1968'li ve 1970'li yıllarda devrimcilerin çok kullandığı
bir slogan vardı. Bugünlerde pek fazla atılmayan, bu
slogan "Ho Ho Ho Si Minh / İki-Üç Daha Fazla Vietnam/
Ernesto'ya Bin Selam" şeklindeydi. Aslında bu sloganın
sıkça kullanılması çok da anormal birşey değildi. Çünkü
o yıllarda Vietnam ABD'ye çok büyük bir şamar atmış
ve bu, devrimci insanlarda çok büyük bir coşku kaynağı
yaratmıştı, işte bunun en güzel ifade edilişi ise binlerce
sesin birden "Ho Ho Ho Si Minh/İki-Üç Daha Fazla
Vietnam/Ernesto'ya Bin Selam" haykırışında oluyordu.

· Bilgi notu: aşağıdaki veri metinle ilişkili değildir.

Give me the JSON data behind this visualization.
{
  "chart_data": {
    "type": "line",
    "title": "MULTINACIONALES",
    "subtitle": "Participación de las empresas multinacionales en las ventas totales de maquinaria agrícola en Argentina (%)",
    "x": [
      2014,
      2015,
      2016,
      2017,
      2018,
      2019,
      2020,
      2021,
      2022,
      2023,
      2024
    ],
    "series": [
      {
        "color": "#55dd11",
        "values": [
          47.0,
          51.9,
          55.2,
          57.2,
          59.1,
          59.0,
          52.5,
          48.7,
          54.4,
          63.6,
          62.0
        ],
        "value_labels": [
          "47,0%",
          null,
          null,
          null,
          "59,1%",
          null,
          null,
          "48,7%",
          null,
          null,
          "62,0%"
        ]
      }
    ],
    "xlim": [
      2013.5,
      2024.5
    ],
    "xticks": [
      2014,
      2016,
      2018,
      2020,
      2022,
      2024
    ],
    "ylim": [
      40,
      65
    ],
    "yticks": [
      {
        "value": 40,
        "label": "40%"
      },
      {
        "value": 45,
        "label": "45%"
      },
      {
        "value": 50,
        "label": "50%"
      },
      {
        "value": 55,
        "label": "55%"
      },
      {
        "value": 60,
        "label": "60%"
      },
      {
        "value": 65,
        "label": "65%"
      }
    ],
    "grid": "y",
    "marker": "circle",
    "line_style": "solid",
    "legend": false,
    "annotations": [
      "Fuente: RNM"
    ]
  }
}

Peki tüm dünya devrimcilerine büyük bir coşku kazandıran,
ABD emperyalizmini dize getiren Vietnam neresiydi? Vietnam
tarihi neydi? Vietnam
devrimi nasıl kazanıldı?
Vietnamlılar, Taylandlılar'ın, Çinliler'in ve Maunglar'ın
karışımıyla meydana gelmişlerdir. Cilalı taş devrinden
bugüne Çinhindi yarımadasının doğusundaki topraklarda
yaşamaktadırlar. Topraklarının beşte dördü dağlık, beşte
biri ovalıktır. Yer yer bataklıklar vardır. Başlıca
besin maddeleri pirinçtir.
M.S. 939-1428 arasında güçlü bir krallık kuran Vietnamlılar
önce Çinlilerin, daha sonra Portekizlilerin, İngilizlerin
ve Hollandalıların boyunduruğu altında kalmışlardır.
Bu nedenle eğer tabir yerindeyse Vietnam tarihi sürekli
sömürgeciliğe karşı verilen savaşlarla geçmiştir. Genaral
Vo Nguyen Giap "Vietnam Demokratik Halk Devrimi
" isimli kitabında bu durumu şu sözlerle ifade
eder:
"Güneydoğu Asya'nın coğrafi konumundan dolayı,
neredeyse kuruluşundan beri ülkemiz hemen hemen hiç
durmadan dış saldırılara karşı savaşmak zorunda kalmış;
ulusun varlığını sürdürmesi için hiç kesilmeyen bu mücadele,
tarihimizi önemli kahramanlıklarla dolu bir destan haline
getirmiştir. l.yy'dan 18.yy'a kadar, sadece ulusal çaptakileri
sayarsak, halkımız yirmi seferden fazla ülkeyi kurtarmak
ya da egemenliğimizi korumak için savaşmıştır.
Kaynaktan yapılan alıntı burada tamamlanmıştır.